44 Para Berger & Luckman (2010), a validade desse tipo de conhecimento só é posta em causa quando surgem situações em que as mesmas são questionadas na sua validade:

«Sendo a vida quotidiana dominada por motivos pragmáticos, o conhecimento prescrito, isto é, o conhecimento limitado à competência pragmática em desempenhos rotineiros, ocupa lugar destacado no património social do conhecimento.» (idem: 53).

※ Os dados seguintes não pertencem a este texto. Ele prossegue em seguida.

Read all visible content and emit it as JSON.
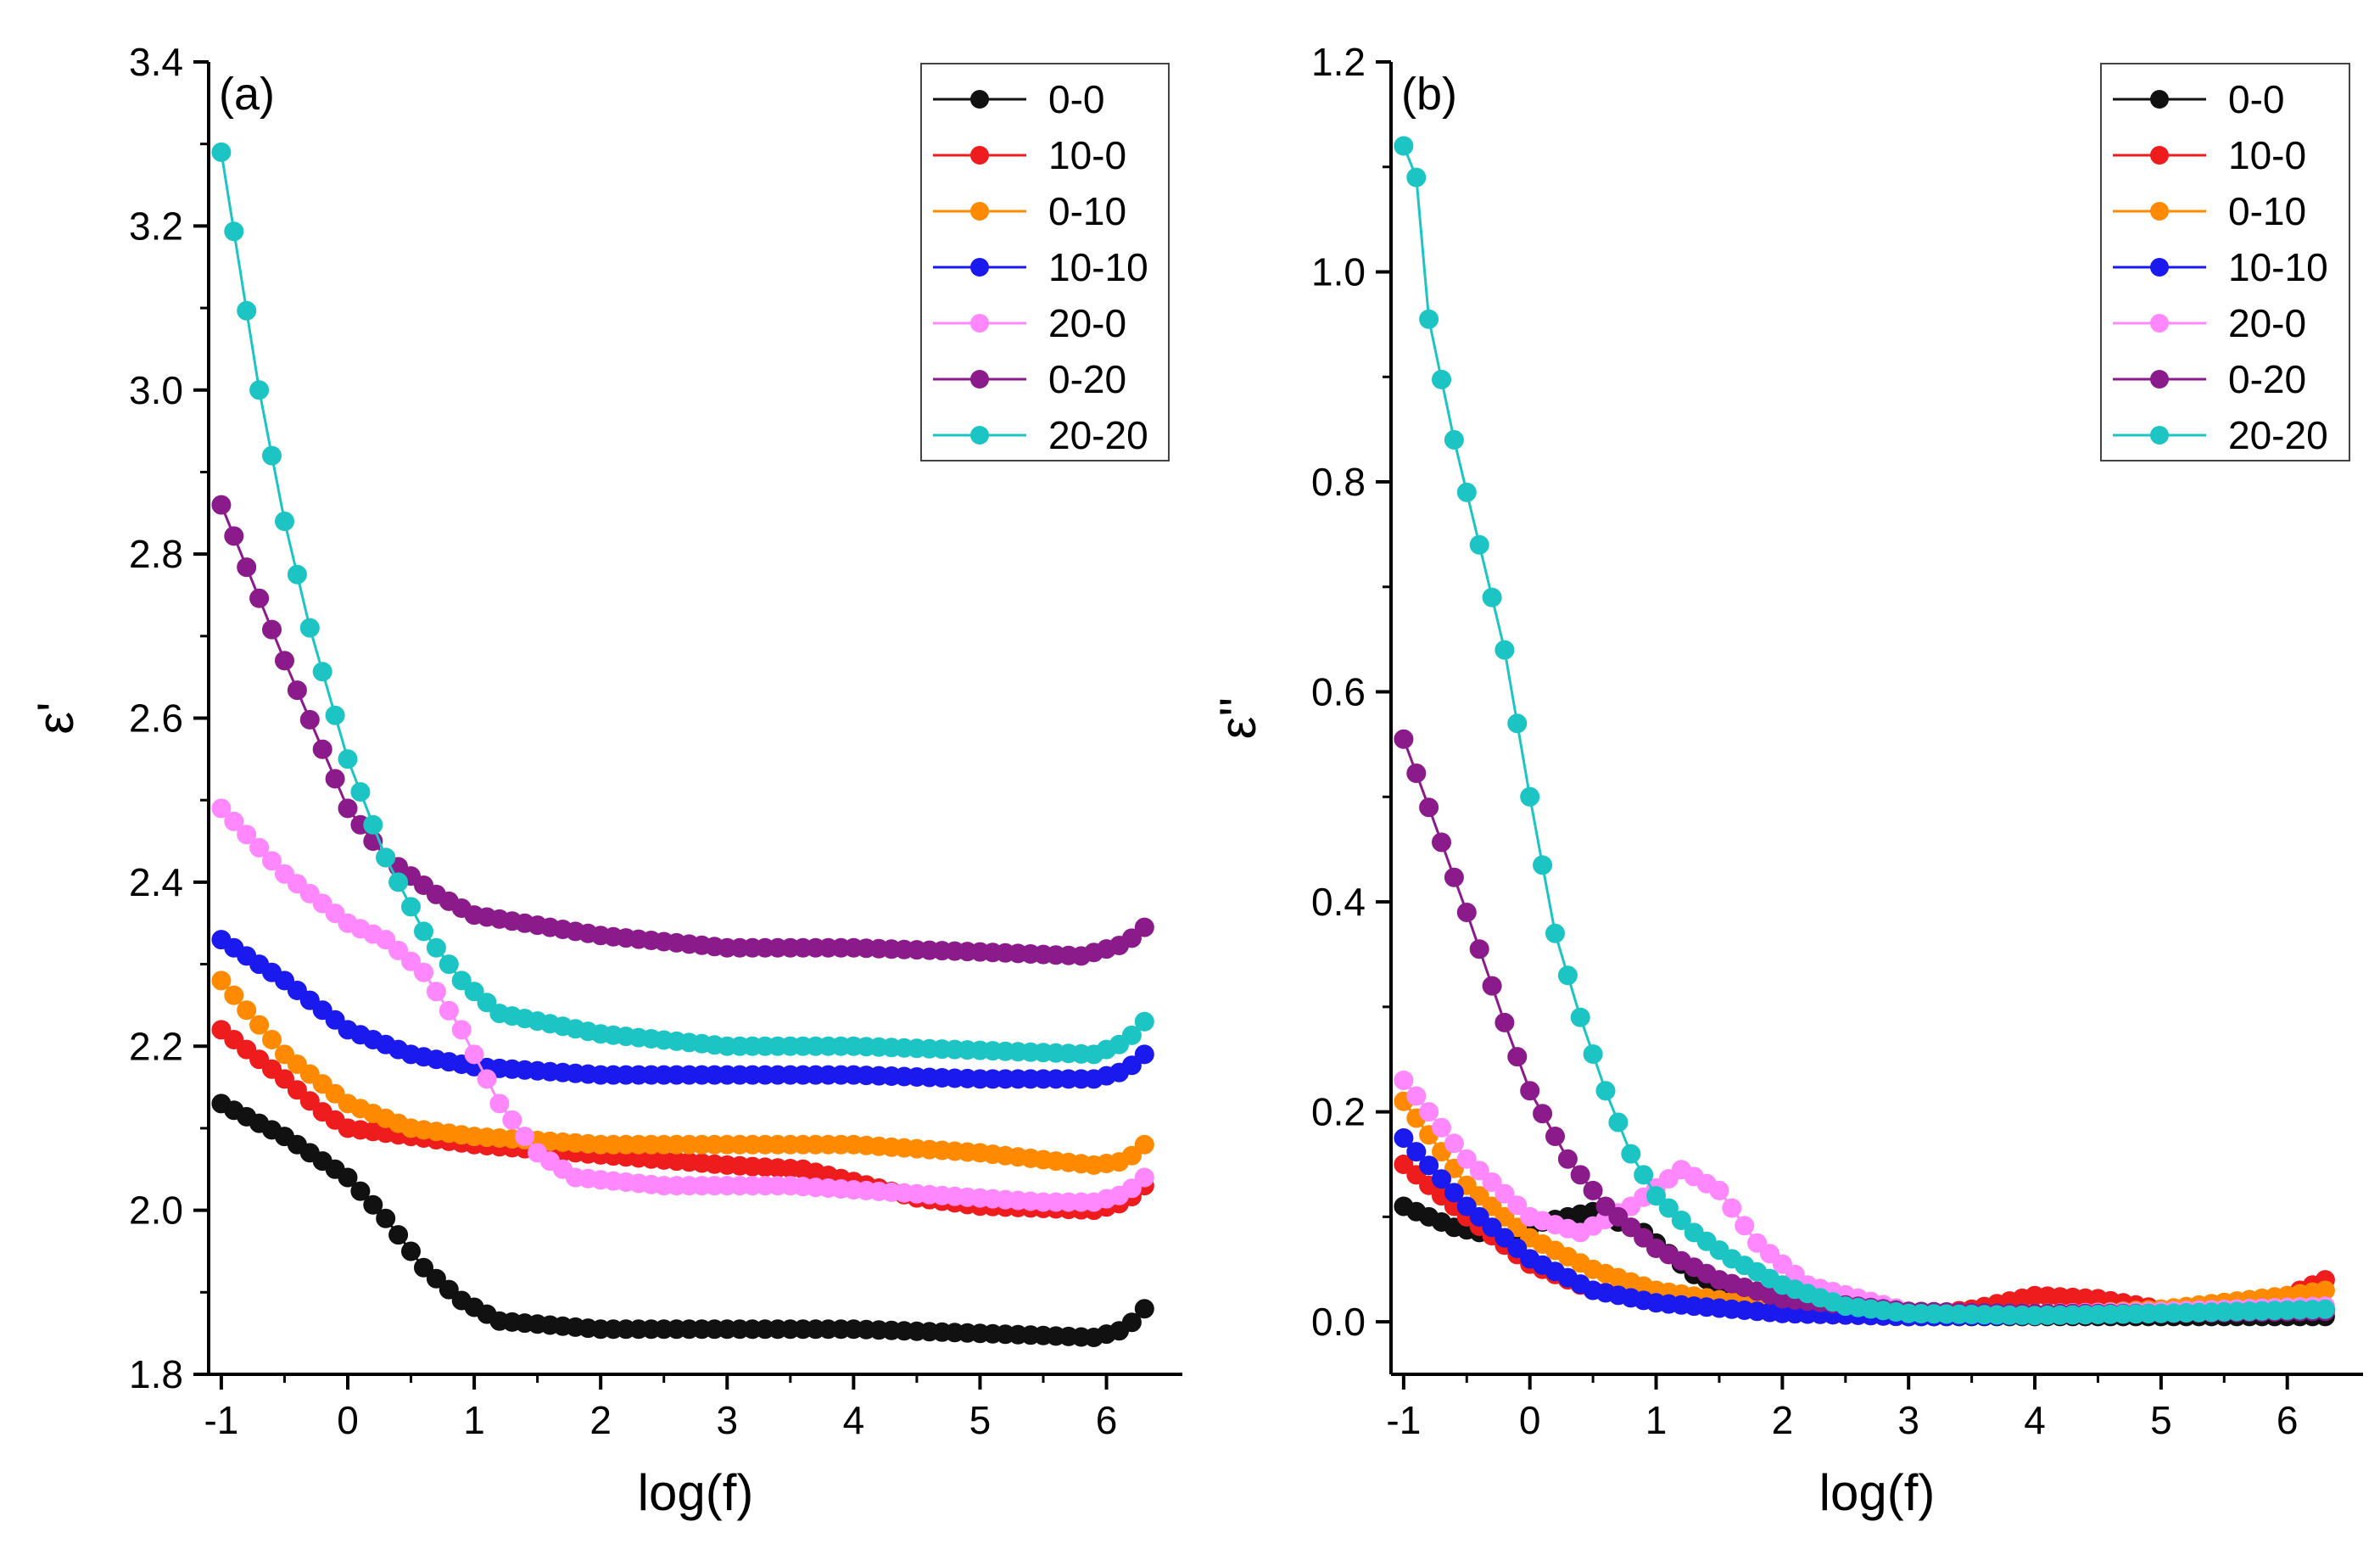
{
  "colors": {
    "0-0": "#111111",
    "10-0": "#ee1c1c",
    "0-10": "#ff8a00",
    "10-10": "#1a1aee",
    "20-0": "#ff88ff",
    "0-20": "#8b1a8b",
    "20-20": "#1cc4c4"
  },
  "chart_data": [
    {
      "type": "scatter",
      "panel_label": "(a)",
      "xlabel": "log(f)",
      "ylabel": "ε'",
      "xlim": [
        -1.1,
        6.6
      ],
      "ylim": [
        1.8,
        3.4
      ],
      "xticks": [
        -1,
        0,
        1,
        2,
        3,
        4,
        5,
        6
      ],
      "xtick_labels": [
        "-1",
        "0",
        "1",
        "2",
        "3",
        "4",
        "5",
        "6"
      ],
      "yticks": [
        1.8,
        2.0,
        2.2,
        2.4,
        2.6,
        2.8,
        3.0,
        3.2,
        3.4
      ],
      "ytick_labels": [
        "1.8",
        "2.0",
        "2.2",
        "2.4",
        "2.6",
        "2.8",
        "3.0",
        "3.2",
        "3.4"
      ],
      "legend_position": "top-right",
      "x_start": -1.0,
      "x_end": 6.3,
      "n_points": 74,
      "series": [
        {
          "name": "0-0",
          "knots": [
            [
              -1.0,
              2.13
            ],
            [
              -0.5,
              2.09
            ],
            [
              0.0,
              2.04
            ],
            [
              0.3,
              1.99
            ],
            [
              0.6,
              1.93
            ],
            [
              0.9,
              1.89
            ],
            [
              1.2,
              1.865
            ],
            [
              2.0,
              1.855
            ],
            [
              4.0,
              1.855
            ],
            [
              5.0,
              1.85
            ],
            [
              5.9,
              1.845
            ],
            [
              6.15,
              1.855
            ],
            [
              6.3,
              1.88
            ]
          ]
        },
        {
          "name": "10-0",
          "knots": [
            [
              -1.0,
              2.22
            ],
            [
              -0.5,
              2.16
            ],
            [
              -0.2,
              2.12
            ],
            [
              0.0,
              2.1
            ],
            [
              1.0,
              2.08
            ],
            [
              3.0,
              2.055
            ],
            [
              3.6,
              2.05
            ],
            [
              4.0,
              2.035
            ],
            [
              4.5,
              2.015
            ],
            [
              5.0,
              2.005
            ],
            [
              5.9,
              2.0
            ],
            [
              6.15,
              2.01
            ],
            [
              6.3,
              2.03
            ]
          ]
        },
        {
          "name": "0-10",
          "knots": [
            [
              -1.0,
              2.28
            ],
            [
              -0.5,
              2.19
            ],
            [
              0.0,
              2.13
            ],
            [
              0.5,
              2.1
            ],
            [
              1.0,
              2.09
            ],
            [
              2.0,
              2.08
            ],
            [
              3.0,
              2.08
            ],
            [
              4.0,
              2.08
            ],
            [
              5.0,
              2.07
            ],
            [
              5.9,
              2.055
            ],
            [
              6.15,
              2.06
            ],
            [
              6.3,
              2.08
            ]
          ]
        },
        {
          "name": "10-10",
          "knots": [
            [
              -1.0,
              2.33
            ],
            [
              -0.5,
              2.28
            ],
            [
              0.0,
              2.22
            ],
            [
              0.5,
              2.19
            ],
            [
              1.0,
              2.175
            ],
            [
              2.0,
              2.165
            ],
            [
              3.0,
              2.165
            ],
            [
              4.0,
              2.165
            ],
            [
              5.0,
              2.16
            ],
            [
              5.9,
              2.16
            ],
            [
              6.15,
              2.17
            ],
            [
              6.3,
              2.19
            ]
          ]
        },
        {
          "name": "20-0",
          "knots": [
            [
              -1.0,
              2.49
            ],
            [
              -0.5,
              2.41
            ],
            [
              0.0,
              2.35
            ],
            [
              0.3,
              2.33
            ],
            [
              0.6,
              2.29
            ],
            [
              0.9,
              2.22
            ],
            [
              1.2,
              2.13
            ],
            [
              1.5,
              2.07
            ],
            [
              1.8,
              2.04
            ],
            [
              2.5,
              2.03
            ],
            [
              3.5,
              2.03
            ],
            [
              4.5,
              2.02
            ],
            [
              5.5,
              2.01
            ],
            [
              5.9,
              2.01
            ],
            [
              6.15,
              2.02
            ],
            [
              6.3,
              2.04
            ]
          ]
        },
        {
          "name": "0-20",
          "knots": [
            [
              -1.0,
              2.86
            ],
            [
              -0.5,
              2.67
            ],
            [
              0.0,
              2.49
            ],
            [
              0.3,
              2.43
            ],
            [
              0.7,
              2.385
            ],
            [
              1.0,
              2.36
            ],
            [
              2.0,
              2.335
            ],
            [
              3.0,
              2.32
            ],
            [
              4.0,
              2.32
            ],
            [
              5.0,
              2.315
            ],
            [
              5.8,
              2.31
            ],
            [
              6.15,
              2.325
            ],
            [
              6.3,
              2.345
            ]
          ]
        },
        {
          "name": "20-20",
          "knots": [
            [
              -1.0,
              3.29
            ],
            [
              -0.7,
              3.0
            ],
            [
              -0.5,
              2.84
            ],
            [
              -0.3,
              2.71
            ],
            [
              0.0,
              2.55
            ],
            [
              0.3,
              2.43
            ],
            [
              0.6,
              2.34
            ],
            [
              0.9,
              2.28
            ],
            [
              1.2,
              2.24
            ],
            [
              2.0,
              2.215
            ],
            [
              3.0,
              2.2
            ],
            [
              4.0,
              2.2
            ],
            [
              5.0,
              2.195
            ],
            [
              5.9,
              2.19
            ],
            [
              6.15,
              2.205
            ],
            [
              6.3,
              2.23
            ]
          ]
        }
      ]
    },
    {
      "type": "scatter",
      "panel_label": "(b)",
      "xlabel": "log(f)",
      "ylabel": "ε''",
      "xlim": [
        -1.1,
        6.6
      ],
      "ylim": [
        -0.05,
        1.2
      ],
      "xticks": [
        -1,
        0,
        1,
        2,
        3,
        4,
        5,
        6
      ],
      "xtick_labels": [
        "-1",
        "0",
        "1",
        "2",
        "3",
        "4",
        "5",
        "6"
      ],
      "yticks": [
        0.0,
        0.2,
        0.4,
        0.6,
        0.8,
        1.0,
        1.2
      ],
      "ytick_labels": [
        "0.0",
        "0.2",
        "0.4",
        "0.6",
        "0.8",
        "1.0",
        "1.2"
      ],
      "legend_position": "top-right",
      "x_start": -1.0,
      "x_end": 6.3,
      "n_points": 74,
      "series": [
        {
          "name": "0-0",
          "knots": [
            [
              -1.0,
              0.11
            ],
            [
              -0.6,
              0.09
            ],
            [
              -0.2,
              0.08
            ],
            [
              0.1,
              0.095
            ],
            [
              0.5,
              0.105
            ],
            [
              0.9,
              0.085
            ],
            [
              1.3,
              0.045
            ],
            [
              2.0,
              0.012
            ],
            [
              3.0,
              0.005
            ],
            [
              4.0,
              0.005
            ],
            [
              5.0,
              0.005
            ],
            [
              6.3,
              0.005
            ]
          ]
        },
        {
          "name": "10-0",
          "knots": [
            [
              -1.0,
              0.15
            ],
            [
              -0.5,
              0.1
            ],
            [
              0.0,
              0.055
            ],
            [
              0.5,
              0.03
            ],
            [
              1.0,
              0.02
            ],
            [
              2.0,
              0.008
            ],
            [
              3.0,
              0.005
            ],
            [
              3.5,
              0.012
            ],
            [
              4.0,
              0.025
            ],
            [
              4.5,
              0.022
            ],
            [
              5.0,
              0.012
            ],
            [
              5.5,
              0.01
            ],
            [
              6.0,
              0.025
            ],
            [
              6.3,
              0.04
            ]
          ]
        },
        {
          "name": "0-10",
          "knots": [
            [
              -1.0,
              0.21
            ],
            [
              -0.5,
              0.13
            ],
            [
              0.0,
              0.08
            ],
            [
              0.5,
              0.05
            ],
            [
              1.0,
              0.03
            ],
            [
              2.0,
              0.012
            ],
            [
              3.0,
              0.006
            ],
            [
              4.0,
              0.006
            ],
            [
              5.0,
              0.012
            ],
            [
              6.0,
              0.025
            ],
            [
              6.3,
              0.03
            ]
          ]
        },
        {
          "name": "10-10",
          "knots": [
            [
              -1.0,
              0.175
            ],
            [
              -0.5,
              0.11
            ],
            [
              0.0,
              0.06
            ],
            [
              0.5,
              0.03
            ],
            [
              1.0,
              0.018
            ],
            [
              2.0,
              0.008
            ],
            [
              3.0,
              0.005
            ],
            [
              4.0,
              0.006
            ],
            [
              5.0,
              0.008
            ],
            [
              6.3,
              0.012
            ]
          ]
        },
        {
          "name": "20-0",
          "knots": [
            [
              -1.0,
              0.23
            ],
            [
              -0.5,
              0.155
            ],
            [
              0.0,
              0.1
            ],
            [
              0.4,
              0.085
            ],
            [
              0.8,
              0.11
            ],
            [
              1.2,
              0.145
            ],
            [
              1.5,
              0.125
            ],
            [
              1.8,
              0.075
            ],
            [
              2.2,
              0.035
            ],
            [
              3.0,
              0.01
            ],
            [
              4.0,
              0.008
            ],
            [
              5.0,
              0.01
            ],
            [
              6.3,
              0.015
            ]
          ]
        },
        {
          "name": "0-20",
          "knots": [
            [
              -1.0,
              0.555
            ],
            [
              -0.8,
              0.49
            ],
            [
              -0.5,
              0.39
            ],
            [
              -0.2,
              0.285
            ],
            [
              0.0,
              0.22
            ],
            [
              0.3,
              0.155
            ],
            [
              0.6,
              0.11
            ],
            [
              1.0,
              0.07
            ],
            [
              1.5,
              0.04
            ],
            [
              2.0,
              0.022
            ],
            [
              3.0,
              0.01
            ],
            [
              4.0,
              0.008
            ],
            [
              5.0,
              0.008
            ],
            [
              6.3,
              0.01
            ]
          ]
        },
        {
          "name": "20-20",
          "knots": [
            [
              -1.0,
              1.12
            ],
            [
              -0.9,
              1.09
            ],
            [
              -0.8,
              0.955
            ],
            [
              -0.6,
              0.84
            ],
            [
              -0.4,
              0.74
            ],
            [
              -0.2,
              0.64
            ],
            [
              0.0,
              0.5
            ],
            [
              0.2,
              0.37
            ],
            [
              0.4,
              0.29
            ],
            [
              0.6,
              0.22
            ],
            [
              0.8,
              0.16
            ],
            [
              1.0,
              0.12
            ],
            [
              1.3,
              0.085
            ],
            [
              1.6,
              0.06
            ],
            [
              2.0,
              0.035
            ],
            [
              2.5,
              0.015
            ],
            [
              3.0,
              0.008
            ],
            [
              4.0,
              0.006
            ],
            [
              5.0,
              0.008
            ],
            [
              6.3,
              0.012
            ]
          ]
        }
      ]
    }
  ]
}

Os mesmos autores destacam como a sociedade aparece assim como uma realidade objetiva nas suas instituições, modos e regras de funcionamento, sendo que nas instituições, os comportamentos são tornados coisas habituais, expectáveis e objetivas. A sociedade é apontada como objetiva, enquanto existe em si mesma, sendo prévia e anterior à vontade e à realização do sujeito. Mas a realidade também é subjetiva, enquanto vivida pelo sujeito na sua interioridade. Estes autores apontam a socialização primária como o primeiro momento de apreensão da sociabilidade objetiva na subjetividade de cada ser humano: “(…) na vida de cada indivíduo existe uma sequência temporal no decurso da qual é induzido a tomar parte na dialética da sociedade. (…) Isto não significa que compreenda o outro de maneira adequada” (idem: 137). A compreensão do outro pode ser mal interpretada pelo sujeito por diversas razões. Quanto à socialização secundária, esta implica já outro tipo de conhecimento e outro tipo de relação com os outros. Há aqui uma relação que se torna institucional e já é tão significativa como o era na socialização primária. A este respeito, Berger & Luckman consideram que:

«(…) a realidade da vida quotidiana mantém-se por estar corporificada em rotinas, essência da institucionalização. (…) a realidade da vida quotidiana está sempre a ser reafirmada na interação do indivíduo com os outros. Tal como a realidade foi, no início, interiorizada por um processo social, assim é também mantida na consciência por processos sociais. Estes últimos não são muito diferentes dos da primeira interiorização. Refletem também o facto básico de que a realidade subjetiva deve ter com a realidade objetiva uma relação definida ao nível social.» (idem: 156)

A conversação é o modo como se transmite e mantém o funcionamento da realidade social. A identidade forma-se nesse decurso da realidade social em que o indivíduo está mergulhado, sendo essencial a articulação entre os diversos elementos que interferem nesta interação, acentuam ainda Berger & Luckman, já que “Na dialética entre a natureza e o mundo social construído, o próprio organismo humano é transformado. Nessa mesma dialética o homem produz realidade e assim se produz a si mesmo.” (idem: 188).

45 Maffesoli destaca a ambivalência do ser humano naquilo que designa como “epistemologia do mal” (2003: 23) e que se caracteriza pelas formas de domínio, de exploração e de terror que uns exercem sobre outros. Segundo o autor, são esses aspetos opostos que estão presentes em cada dimensão da realidade que conduzem à tragédia que espreita cada ser humano e que emerge do desenvolvimento do pólo negativo. Para este autor, a vida quotidiana “é atravessada por conflitos que lhe conferem toda a intensidade” (op. cit. 59), embora habitualmente as pessoas se instalem no conforto das suas certezas e pressupostos e esqueçam essa dimensão trágica da realidade e da existência.

Dubet diz a propósito de Berger & Luckman que, para estes autores, a ação humana é sinónimo de conhecimento, já que cada “ator interpreta o mundo e a sua própria história nas categorias que lhe preexistem, as dos papéis e das instituições definidas como maneiras de organizar a realidade” (1996: 81). Desta forma, ainda segundo Dubet, para Berger & Luckman, a condição para que cada pessoa se possa enquadrar e integrar devidamente no sistema social, é o conhecimento comum da realidade e do funcionamento da sociedade e das instituições.